Der Klimawandel verändert die Migration in allen Regionen der Welt. Wetterextreme wie Überschwemmungen, Wirbelstürme und der Anstieg des Meeresspiegels sind die Ursache für Flucht und Vertreibung. Trotz ihrer relativ geringen CO2-Emissionen sind dabei Länder mit niedrigem Einkommen und marginalisierte Bevölkerungsgruppen unverhältnismäßig stark betroffen. Extremwetterereignisse wie Dürren zerstören ihre Lebensgrundlagen und zwingen Menschen zu gehen – nicht nur auf der Suche nach Arbeit, sondern um ihr Überleben zu sichern.

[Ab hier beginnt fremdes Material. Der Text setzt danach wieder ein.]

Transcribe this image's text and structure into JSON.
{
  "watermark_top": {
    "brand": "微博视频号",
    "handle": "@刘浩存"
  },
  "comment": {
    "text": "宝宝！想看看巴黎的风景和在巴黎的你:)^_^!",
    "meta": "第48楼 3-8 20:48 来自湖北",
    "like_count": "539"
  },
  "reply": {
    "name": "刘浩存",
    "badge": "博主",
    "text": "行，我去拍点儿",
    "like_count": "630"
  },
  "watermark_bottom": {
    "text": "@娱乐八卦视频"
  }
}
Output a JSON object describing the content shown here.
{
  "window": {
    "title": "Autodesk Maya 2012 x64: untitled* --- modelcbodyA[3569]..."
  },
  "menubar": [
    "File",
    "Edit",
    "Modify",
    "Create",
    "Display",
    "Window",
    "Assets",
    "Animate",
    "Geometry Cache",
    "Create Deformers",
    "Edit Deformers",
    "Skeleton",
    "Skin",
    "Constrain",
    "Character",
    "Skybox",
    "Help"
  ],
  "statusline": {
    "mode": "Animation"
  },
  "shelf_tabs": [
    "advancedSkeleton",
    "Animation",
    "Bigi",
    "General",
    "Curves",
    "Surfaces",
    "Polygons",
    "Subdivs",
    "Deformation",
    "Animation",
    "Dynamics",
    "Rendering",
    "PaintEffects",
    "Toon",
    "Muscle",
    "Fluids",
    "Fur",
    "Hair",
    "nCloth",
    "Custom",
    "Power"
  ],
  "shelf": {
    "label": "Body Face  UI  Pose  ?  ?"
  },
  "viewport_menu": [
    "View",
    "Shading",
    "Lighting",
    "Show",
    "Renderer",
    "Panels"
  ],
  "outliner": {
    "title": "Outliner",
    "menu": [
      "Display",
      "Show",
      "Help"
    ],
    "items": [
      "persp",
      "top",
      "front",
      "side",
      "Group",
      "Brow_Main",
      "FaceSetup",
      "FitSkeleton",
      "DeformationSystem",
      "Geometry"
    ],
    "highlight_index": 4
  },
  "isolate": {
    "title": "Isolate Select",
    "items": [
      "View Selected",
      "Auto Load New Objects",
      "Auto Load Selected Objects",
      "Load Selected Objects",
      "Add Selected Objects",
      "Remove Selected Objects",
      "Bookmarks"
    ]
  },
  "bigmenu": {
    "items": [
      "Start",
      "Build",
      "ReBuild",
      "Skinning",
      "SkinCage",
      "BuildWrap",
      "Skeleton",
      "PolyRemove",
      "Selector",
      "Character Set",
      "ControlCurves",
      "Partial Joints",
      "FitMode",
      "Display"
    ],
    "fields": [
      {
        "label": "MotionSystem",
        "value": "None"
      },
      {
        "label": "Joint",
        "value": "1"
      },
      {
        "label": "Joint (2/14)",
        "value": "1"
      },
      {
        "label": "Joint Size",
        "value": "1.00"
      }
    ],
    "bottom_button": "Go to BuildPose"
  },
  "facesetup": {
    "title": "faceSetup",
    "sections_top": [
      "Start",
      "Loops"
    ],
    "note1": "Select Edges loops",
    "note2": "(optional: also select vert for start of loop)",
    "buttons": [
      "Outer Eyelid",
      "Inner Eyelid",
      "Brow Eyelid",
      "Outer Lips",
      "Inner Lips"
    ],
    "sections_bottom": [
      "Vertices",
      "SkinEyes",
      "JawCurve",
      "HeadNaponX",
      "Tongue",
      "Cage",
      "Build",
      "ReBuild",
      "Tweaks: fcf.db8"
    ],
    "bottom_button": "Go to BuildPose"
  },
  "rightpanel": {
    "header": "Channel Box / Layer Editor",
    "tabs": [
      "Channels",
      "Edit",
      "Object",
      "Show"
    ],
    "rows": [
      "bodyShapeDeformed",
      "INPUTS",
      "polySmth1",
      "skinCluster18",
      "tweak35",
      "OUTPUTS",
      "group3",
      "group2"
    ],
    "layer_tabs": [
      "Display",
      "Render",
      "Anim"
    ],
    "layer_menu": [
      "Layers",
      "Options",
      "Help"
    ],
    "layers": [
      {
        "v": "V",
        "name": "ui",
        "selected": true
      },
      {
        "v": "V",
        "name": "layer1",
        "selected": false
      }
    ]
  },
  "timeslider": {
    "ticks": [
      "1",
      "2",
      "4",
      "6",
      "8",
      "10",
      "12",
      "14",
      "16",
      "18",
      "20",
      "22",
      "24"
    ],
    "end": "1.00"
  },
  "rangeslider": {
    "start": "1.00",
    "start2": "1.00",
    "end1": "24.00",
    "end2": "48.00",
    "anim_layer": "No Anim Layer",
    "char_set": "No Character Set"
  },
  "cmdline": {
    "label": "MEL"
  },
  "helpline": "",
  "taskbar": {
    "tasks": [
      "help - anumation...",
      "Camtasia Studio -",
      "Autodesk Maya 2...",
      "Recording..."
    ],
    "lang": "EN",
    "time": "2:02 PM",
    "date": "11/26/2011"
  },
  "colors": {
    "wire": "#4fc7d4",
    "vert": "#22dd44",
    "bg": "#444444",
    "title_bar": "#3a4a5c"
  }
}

Amali Tower arbeitet für die Menschenrechtsorganisation Climate Refugees in New York.
Die meisten Migrations- und Fluchtbewegungen spielen sich innerhalb des eigenen Landes ab. Wenn das nicht ausreicht und das Land verlassen werden muss, ziehen Menschen meist zunächst in Nachbarländer. Die Weltbank geht davon aus, dass die Auswirkungen des Klimawandels bis 2050 bis zu 216 Millionen Menschen dazu zwingen könnten, innerhalb ihres Landes umzuziehen.
Allein 2020 wurden 30,7 Millionen Menschen aufgrund wetterbedingter Ereignisse vertrieben. Das waren dreimal so viele, wie durch Konflikte oder Gewalt entwurzelt wurden. Die meisten Klimaflüchtlinge gibt es in Asien, wo im Jahr 2021 über 57 Millionen Menschen betroffen waren. Eine*r von drei Migrant*innen weltweit stammt von dem Kontinent. Ländliche Ortschaften leeren sich, Megastädte wie Indonesiens Hauptstadt Jakarta sind bedroht. Einige Regionen, die derzeit dicht besiedelt sind, werden unsicher oder unbewohnbar werden, heißt es im Bericht des Weltklimarates. Gründe sind Wassermangel und Ernteausfälle, Sturmfluten, Überschwemmungen in Flusstälern und andere Katastrophen.
Ob und wann eine Person den einschneidenden Schritt geht, ihr Zuhause zu verlassen, hängt allerdings nicht allein von den äußeren Gefahren ab. Ebenso sind soziale Faktoren wie Schutz durch die Gemeinschaft oder die individuelle finanzielle Situation maßgeblich. Migration, auch vorübergehende oder saisonale, kann eine wichtige Strategie sein, um den Auswirkungen des Klimawandels zu trotzen. Doch wenn die zuständigen Stellen direkt Betroffene nicht bei der Anpassung unterstützen, laufen sie Gefahr, in noch schlimmere Situationen zu geraten. Während das Recht zu migrieren universell ist, muss auch das Recht, nicht zu migrieren, geschützt werden, denn klimabedingte Migration ist meist erzwungene Migration.
Es gibt bis heute keine allgemein anerkannte Definition für eine Person, die vor dem Klimawandel flieht. Obwohl der Begriff «Klimaflüchtling» weitverbreitet ist, sind umweltbedingte Fluchtgründe von den UN bisher nicht formal als eigenständige Fluchtursache anerkannt. Dazu bedarf es einer Entscheidung der Mitgliedstaaten. Das UN-Flüchtlingshilfswerk UNHCR hat lediglich angeregt, über einen verbesserten Schutz für Menschen zu diskutieren, die im Zusammenhang mit Katastrophen und dem Klimawandel vertrieben werden. 2018 haben die UN den Globalen Pakt für Migration verabschiedet. Er sollte den Klimawandel als Migrationsursache anerkennen. Am Ende aber fiel die Formulierung so aus, als sei klimabedingte Migration freiwillig. Die Internationale Organisation für Migration verwendet den Begriff «Umweltmigrant*in», aber auch dessen Eignung ist umstritten, denn der Begriff Migrant*in hat keine rechtliche Definition.
Die Industrieländer, die für den größten Ausstoß von Kohlendioxid verantwortlich sind, sind auch die größten Grenzschützer der Welt. Sieben der größten Treibhausgasemittenten – unter anderem die USA, Deutschland und Frankreich – geben zusammen im Schnitt 2,3-mal so viel für Grenzkontrollen und kontrollierte Einwanderung aus wie für die Finanzierung klimawirksamer Maßnahmen.